Neglected Tropical Diseases (NTDs) are a collection of parasitic and bacterial diseases that cause substantial illness (and many deaths) impacting over one billion people worldwide. The economic and scientific challenges of developing therapeutics have placed significant hurdles in the way of developing effective treatments for NTDs despite the acute need for them. The diversity of the pathogens implicated in NTDs, the relative complexity of their life cycles and their poor tractability in the lab have resulted in a lack of potential therapeutic targets and candidates. Tackling NTDs, therefore, requires an alternative approach.
In recent years the pharmaceutical industry has gradually shifted towards target-based high throughput screening to identify lead candidates due to their cost and scalability advantages over whole-cell, phenotypic assays. For many NTDs, however, target-based screens would likely be ineffective, as poor characterization of their metabolic pathways and annotations of their genomes often produce few, if any, active therapeutic targets. As a result, the majority of NTD lead identification has focused on phenotypic assays and, while many thousands of compounds have been tested for a couple of these diseases – in this case for Ebola and Chagas disease – this has only explored a small fraction of the potential therapeutic space for these and many other NTDs.
A team of dedicated chemists, biologists and computational scientists from Collaborations Pharmaceuticals, which targets NTD and rare diseases, have adopted an “in silico first” approach, applying a variety of machine learning techniques to identify novel and repurposed therapeutics.

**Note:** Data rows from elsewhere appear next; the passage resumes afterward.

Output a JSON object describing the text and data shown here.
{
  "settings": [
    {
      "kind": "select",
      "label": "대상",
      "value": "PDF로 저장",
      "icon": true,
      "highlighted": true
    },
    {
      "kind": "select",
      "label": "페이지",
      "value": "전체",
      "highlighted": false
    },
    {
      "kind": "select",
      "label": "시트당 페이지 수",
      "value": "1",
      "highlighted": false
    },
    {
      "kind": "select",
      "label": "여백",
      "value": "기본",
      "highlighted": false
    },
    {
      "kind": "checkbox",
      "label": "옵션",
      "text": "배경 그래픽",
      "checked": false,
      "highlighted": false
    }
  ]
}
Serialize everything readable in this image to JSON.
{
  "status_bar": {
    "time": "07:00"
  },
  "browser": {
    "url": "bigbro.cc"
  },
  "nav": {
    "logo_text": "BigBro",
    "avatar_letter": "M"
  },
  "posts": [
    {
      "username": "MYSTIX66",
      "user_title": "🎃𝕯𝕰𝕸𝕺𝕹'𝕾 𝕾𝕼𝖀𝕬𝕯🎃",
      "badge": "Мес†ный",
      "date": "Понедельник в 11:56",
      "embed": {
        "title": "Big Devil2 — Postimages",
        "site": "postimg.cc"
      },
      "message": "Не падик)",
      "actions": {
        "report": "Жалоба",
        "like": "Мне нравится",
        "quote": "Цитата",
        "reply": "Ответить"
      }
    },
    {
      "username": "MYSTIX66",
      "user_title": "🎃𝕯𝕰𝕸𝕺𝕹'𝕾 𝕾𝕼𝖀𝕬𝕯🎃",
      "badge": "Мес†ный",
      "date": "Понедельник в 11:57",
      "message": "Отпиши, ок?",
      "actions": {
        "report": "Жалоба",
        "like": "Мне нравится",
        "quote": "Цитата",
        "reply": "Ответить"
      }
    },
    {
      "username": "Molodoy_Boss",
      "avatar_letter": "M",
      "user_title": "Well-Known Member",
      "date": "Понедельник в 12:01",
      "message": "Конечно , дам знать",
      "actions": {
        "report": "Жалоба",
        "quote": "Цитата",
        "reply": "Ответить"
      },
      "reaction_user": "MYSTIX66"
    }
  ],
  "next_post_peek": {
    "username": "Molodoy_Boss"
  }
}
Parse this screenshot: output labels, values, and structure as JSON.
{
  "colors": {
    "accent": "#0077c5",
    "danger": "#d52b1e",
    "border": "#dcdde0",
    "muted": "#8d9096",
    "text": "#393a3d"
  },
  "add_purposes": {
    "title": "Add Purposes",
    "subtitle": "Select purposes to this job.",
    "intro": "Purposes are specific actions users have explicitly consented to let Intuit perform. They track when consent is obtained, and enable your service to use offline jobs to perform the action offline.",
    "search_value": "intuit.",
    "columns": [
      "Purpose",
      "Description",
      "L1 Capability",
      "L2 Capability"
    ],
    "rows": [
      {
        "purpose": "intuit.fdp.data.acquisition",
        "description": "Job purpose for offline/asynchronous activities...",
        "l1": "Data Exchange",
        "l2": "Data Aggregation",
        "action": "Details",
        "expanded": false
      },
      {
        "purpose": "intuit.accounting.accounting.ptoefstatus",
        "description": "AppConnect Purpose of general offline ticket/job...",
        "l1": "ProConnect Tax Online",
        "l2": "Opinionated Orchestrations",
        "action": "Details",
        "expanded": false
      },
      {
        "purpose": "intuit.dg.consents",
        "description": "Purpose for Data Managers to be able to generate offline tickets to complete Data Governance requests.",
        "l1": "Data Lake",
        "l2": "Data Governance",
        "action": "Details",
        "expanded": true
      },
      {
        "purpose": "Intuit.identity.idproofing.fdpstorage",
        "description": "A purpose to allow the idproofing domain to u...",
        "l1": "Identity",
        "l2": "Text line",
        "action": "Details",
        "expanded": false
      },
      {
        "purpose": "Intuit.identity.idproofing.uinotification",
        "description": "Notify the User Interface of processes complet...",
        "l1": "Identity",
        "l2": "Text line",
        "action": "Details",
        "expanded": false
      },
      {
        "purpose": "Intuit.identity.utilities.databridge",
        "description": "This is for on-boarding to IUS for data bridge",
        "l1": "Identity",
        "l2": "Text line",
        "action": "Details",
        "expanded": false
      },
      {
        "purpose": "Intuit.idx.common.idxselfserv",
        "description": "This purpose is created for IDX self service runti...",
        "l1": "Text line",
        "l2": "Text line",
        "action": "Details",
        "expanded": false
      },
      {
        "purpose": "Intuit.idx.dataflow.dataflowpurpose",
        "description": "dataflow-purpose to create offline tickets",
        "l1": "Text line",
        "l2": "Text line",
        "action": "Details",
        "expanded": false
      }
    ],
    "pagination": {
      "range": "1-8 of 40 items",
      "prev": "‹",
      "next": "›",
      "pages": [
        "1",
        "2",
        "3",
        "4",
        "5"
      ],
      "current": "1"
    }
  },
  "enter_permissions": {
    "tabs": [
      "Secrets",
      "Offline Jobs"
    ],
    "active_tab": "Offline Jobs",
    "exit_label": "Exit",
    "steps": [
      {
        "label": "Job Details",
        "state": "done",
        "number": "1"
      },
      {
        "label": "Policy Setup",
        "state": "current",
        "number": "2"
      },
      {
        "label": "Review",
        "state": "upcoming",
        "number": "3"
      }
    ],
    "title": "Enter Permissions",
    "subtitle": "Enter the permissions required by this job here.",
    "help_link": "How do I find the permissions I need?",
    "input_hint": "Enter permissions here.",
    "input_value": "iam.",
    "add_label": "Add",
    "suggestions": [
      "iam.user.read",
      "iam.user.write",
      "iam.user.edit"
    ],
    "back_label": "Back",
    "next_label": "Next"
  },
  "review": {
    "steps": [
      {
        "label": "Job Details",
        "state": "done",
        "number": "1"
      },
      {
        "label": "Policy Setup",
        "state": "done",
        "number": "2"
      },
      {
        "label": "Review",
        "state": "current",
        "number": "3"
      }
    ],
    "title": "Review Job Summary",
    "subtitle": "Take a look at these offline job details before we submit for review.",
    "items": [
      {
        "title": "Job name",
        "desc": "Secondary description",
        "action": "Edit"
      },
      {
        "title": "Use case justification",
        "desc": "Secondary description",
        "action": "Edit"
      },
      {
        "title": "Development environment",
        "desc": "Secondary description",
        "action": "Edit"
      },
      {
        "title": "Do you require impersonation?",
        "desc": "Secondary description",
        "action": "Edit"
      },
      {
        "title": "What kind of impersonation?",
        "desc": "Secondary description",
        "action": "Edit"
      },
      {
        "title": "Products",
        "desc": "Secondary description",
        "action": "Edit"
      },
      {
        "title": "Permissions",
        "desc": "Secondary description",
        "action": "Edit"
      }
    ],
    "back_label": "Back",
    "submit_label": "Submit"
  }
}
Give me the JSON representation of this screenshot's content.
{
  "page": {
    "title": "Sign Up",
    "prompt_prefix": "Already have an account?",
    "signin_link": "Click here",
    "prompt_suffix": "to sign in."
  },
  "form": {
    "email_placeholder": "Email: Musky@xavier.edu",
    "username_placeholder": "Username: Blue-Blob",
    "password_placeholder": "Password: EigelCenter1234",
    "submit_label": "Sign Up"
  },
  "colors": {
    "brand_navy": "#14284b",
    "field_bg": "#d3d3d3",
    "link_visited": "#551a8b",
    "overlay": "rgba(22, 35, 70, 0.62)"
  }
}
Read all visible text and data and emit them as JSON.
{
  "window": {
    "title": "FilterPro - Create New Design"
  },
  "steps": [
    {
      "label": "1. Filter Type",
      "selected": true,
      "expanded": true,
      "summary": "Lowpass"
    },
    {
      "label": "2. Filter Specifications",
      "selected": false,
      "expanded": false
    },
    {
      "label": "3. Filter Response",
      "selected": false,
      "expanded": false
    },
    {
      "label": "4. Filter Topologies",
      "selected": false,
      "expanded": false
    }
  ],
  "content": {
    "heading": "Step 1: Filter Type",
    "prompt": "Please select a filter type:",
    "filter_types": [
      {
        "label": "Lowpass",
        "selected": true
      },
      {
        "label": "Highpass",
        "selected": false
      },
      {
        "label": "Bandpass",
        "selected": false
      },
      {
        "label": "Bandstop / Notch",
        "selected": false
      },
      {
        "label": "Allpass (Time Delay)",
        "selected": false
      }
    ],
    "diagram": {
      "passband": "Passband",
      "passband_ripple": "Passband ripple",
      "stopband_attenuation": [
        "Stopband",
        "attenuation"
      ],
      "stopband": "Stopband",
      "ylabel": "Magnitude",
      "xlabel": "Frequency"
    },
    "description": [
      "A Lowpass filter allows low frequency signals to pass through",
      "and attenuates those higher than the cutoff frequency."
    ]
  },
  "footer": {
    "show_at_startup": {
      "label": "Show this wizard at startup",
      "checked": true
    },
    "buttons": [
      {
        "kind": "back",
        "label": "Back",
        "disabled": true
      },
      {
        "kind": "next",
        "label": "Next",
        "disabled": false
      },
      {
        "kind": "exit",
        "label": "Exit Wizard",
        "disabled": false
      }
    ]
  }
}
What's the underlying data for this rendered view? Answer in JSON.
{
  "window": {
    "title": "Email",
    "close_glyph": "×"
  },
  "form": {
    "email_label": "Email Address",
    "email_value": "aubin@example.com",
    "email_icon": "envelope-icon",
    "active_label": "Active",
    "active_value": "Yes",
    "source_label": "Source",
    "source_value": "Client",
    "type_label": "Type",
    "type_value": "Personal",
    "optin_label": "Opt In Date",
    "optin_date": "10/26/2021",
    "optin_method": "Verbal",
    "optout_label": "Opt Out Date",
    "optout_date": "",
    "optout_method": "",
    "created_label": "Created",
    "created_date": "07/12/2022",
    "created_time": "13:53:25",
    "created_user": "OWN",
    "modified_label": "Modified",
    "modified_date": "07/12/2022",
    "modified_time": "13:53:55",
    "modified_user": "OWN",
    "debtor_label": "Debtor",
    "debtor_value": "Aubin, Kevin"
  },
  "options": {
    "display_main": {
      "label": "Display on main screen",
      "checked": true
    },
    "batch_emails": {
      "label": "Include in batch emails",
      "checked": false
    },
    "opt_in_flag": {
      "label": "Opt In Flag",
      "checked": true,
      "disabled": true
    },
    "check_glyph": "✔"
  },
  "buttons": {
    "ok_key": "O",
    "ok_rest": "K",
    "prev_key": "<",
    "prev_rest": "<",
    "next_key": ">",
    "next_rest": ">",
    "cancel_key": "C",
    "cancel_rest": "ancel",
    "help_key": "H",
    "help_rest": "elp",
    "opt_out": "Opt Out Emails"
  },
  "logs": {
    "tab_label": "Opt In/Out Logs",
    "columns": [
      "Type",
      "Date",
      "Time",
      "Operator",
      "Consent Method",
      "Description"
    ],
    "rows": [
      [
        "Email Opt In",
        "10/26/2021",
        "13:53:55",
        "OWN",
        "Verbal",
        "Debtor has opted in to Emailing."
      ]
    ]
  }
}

Collaboration Pharmaceuticals’ approach to tackling this problem focused on repurposing existing high throughput screening (HTS) data for Ebola and Chagas Disease to create machine learning models which could screen libraries for potential active compounds, especially compounds previously approved by the US FDA for other diseases. To date, they have received three orphan drug designations from the FDA and are constantly striving to provide safe and efficacious treatments for those who need them most.